Despite its all-wheel-drive traction, the TRP wagon can erupt with wheelspin when the nitrous is pumping, so slick front and rear tyres are used. At the time of photography, these were mounted on Enkei front and steel rear rims. The rear tyres are as wide as will fit.
The TRP wagon is not used as a street vehicle, so there were no reservations in stripping the interior down to a bare minimum.
All trim and carpet have disappeared and a gutted early model WRX dashboard has been installed. The dash now houses an AutoMeter monster tacho, a 100 psi pressure gauge (used to read boost), oil pressure gauge, TurboSmart boost controller, MicroTech ECU handset and a MicroTech wide-band air-fuel ratio meter (with a probe mounted in the front section of exhaust).
There is also some basic switchgear, including the switch for the secondary nitrous injection and a lock-out for the rear-driveline – this allows a front-wheel burnout before making a pass. Not that this makes a major difference to ETs. The battery is also mounted inside the cabin since there isn’t room under the bonnet. Oh, and a Momo wheel, race seat and harness complete the insides. Note that the MY99 dual airbags have been removed to save weight.
As you see it, we’re told the car weights about 1100kg – around 200kg lighter than standard.
After running the 8.88/154 mph pass, TRP are now in the early stages of a major vehicle revision.
Interestingly, the guys are now running Impreza 2.5 SOHC heads, which apparently have the same size ports as the quad-cam EJ20. Dominic says they also use a roller rocker arrangement, which should be more reliable than the shim-type set-up in the EJ20.

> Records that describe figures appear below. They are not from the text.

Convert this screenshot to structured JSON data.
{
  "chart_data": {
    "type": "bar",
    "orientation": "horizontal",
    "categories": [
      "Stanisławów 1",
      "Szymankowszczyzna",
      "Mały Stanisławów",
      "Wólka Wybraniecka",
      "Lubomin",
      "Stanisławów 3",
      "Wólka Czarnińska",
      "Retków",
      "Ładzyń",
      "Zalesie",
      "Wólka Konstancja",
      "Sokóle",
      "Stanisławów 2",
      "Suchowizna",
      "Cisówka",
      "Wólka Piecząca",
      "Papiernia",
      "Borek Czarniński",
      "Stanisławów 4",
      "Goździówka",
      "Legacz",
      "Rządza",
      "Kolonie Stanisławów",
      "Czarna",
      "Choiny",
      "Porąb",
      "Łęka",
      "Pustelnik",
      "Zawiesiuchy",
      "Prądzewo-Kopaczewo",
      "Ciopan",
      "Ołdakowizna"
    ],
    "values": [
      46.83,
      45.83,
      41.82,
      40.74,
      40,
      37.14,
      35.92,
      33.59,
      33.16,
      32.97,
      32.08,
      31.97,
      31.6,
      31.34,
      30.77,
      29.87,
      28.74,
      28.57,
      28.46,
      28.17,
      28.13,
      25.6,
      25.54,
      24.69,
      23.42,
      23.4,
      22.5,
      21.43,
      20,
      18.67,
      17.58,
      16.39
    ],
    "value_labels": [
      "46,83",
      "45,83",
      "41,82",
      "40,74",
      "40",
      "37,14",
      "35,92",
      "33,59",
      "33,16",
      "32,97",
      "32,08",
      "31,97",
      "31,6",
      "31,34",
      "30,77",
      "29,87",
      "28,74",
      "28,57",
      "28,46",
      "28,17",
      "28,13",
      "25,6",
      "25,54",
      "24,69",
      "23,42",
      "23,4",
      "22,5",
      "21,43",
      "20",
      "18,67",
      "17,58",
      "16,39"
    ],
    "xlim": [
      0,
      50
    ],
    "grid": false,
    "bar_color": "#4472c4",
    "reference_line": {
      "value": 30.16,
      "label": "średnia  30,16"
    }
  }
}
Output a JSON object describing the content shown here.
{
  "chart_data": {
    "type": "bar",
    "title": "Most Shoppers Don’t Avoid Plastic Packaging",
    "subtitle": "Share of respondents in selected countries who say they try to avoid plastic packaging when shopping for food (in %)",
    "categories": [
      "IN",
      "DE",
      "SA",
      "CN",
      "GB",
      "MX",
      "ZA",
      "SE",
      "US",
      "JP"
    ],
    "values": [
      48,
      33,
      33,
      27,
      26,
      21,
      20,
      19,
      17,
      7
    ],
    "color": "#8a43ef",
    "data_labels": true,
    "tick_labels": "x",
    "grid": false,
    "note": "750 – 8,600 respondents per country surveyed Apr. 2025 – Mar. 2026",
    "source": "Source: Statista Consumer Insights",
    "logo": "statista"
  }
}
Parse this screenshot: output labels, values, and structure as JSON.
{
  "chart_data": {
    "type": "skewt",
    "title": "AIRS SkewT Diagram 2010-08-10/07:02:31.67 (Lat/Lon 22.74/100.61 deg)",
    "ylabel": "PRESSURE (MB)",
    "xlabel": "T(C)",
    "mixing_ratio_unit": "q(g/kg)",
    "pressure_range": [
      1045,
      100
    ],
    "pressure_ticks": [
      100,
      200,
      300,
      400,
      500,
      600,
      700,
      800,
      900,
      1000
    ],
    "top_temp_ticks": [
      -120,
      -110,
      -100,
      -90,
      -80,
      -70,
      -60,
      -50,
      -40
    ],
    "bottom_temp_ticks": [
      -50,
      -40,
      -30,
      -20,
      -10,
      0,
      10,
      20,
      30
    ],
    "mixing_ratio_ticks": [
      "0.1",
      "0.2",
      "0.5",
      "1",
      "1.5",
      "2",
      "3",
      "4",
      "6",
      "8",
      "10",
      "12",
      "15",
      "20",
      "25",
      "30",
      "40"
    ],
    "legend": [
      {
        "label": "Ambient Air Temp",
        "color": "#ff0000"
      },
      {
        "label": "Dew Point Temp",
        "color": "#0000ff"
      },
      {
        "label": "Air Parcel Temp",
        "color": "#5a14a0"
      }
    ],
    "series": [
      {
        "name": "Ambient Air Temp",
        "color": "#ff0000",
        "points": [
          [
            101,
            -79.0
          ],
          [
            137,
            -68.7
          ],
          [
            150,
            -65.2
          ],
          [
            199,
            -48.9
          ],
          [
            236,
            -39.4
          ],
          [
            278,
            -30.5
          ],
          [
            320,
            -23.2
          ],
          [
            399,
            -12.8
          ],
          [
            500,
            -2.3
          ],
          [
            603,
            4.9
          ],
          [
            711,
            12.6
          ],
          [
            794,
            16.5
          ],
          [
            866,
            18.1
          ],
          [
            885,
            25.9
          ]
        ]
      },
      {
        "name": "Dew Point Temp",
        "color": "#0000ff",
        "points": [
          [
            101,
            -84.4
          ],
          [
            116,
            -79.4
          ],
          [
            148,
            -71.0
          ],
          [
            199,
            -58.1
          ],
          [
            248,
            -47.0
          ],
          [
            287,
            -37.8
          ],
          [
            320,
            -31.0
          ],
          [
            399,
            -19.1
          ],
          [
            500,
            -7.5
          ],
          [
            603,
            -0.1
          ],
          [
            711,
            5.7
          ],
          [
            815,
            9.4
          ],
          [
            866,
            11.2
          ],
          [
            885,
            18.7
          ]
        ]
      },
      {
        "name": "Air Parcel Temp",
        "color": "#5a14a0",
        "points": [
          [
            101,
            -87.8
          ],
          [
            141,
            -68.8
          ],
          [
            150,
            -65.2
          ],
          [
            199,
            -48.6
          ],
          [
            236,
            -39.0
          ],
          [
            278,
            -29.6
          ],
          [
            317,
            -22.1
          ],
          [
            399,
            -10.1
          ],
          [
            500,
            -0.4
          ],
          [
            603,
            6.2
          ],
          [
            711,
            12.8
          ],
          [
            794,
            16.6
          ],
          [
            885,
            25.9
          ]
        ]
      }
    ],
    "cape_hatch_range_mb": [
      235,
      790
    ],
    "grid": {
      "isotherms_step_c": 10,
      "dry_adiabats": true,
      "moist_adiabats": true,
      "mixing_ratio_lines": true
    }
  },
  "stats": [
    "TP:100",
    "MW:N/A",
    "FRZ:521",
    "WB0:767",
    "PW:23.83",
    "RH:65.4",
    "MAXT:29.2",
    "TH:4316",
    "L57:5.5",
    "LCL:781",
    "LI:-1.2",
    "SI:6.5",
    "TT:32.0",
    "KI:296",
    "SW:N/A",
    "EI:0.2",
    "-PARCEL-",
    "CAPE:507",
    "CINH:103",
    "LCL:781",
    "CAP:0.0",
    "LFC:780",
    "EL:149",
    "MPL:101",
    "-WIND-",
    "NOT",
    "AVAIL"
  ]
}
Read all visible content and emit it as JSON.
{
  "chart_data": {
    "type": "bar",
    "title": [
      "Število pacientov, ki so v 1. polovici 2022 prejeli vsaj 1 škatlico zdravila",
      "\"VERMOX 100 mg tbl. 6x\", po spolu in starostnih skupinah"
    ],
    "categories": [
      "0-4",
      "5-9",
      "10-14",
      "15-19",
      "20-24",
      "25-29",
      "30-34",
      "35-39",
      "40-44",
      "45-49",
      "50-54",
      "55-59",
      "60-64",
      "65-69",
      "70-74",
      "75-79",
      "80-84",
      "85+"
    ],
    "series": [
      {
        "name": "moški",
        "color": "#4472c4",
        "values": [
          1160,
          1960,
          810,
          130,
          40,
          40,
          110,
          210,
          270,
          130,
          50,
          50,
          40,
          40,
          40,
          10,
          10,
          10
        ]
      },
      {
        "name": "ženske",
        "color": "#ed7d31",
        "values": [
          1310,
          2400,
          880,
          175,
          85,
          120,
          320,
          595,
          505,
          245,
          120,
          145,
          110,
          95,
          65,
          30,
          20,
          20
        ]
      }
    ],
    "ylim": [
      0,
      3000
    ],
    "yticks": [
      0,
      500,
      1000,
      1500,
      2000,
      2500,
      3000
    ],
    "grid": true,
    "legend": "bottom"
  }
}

TRP has also ditched the intercooler and swapped to a direct-port nitrous system. The idea is to let the nitrous and methanol take care of charge-air cooling.
At the time of writing, the guys are yet to achieve the same power output seen with the previous set-up but are confident of getting close with some fine tuning. Quarter mile times are also likely to tumble thanks to an even lighter kerb weight. Since our photo shoot, the car has been lightened with bare door and tailgate skins, the spare wheel well was cut out, an aluminium bonnet was fitted and Weld racing alloys were installed. The SOHC heads and removal of the intercooler will also help shed kilos – Domenic suggests the car now weighs about 1000kg.
"We’re trying for mid to low 8s," says Domenic.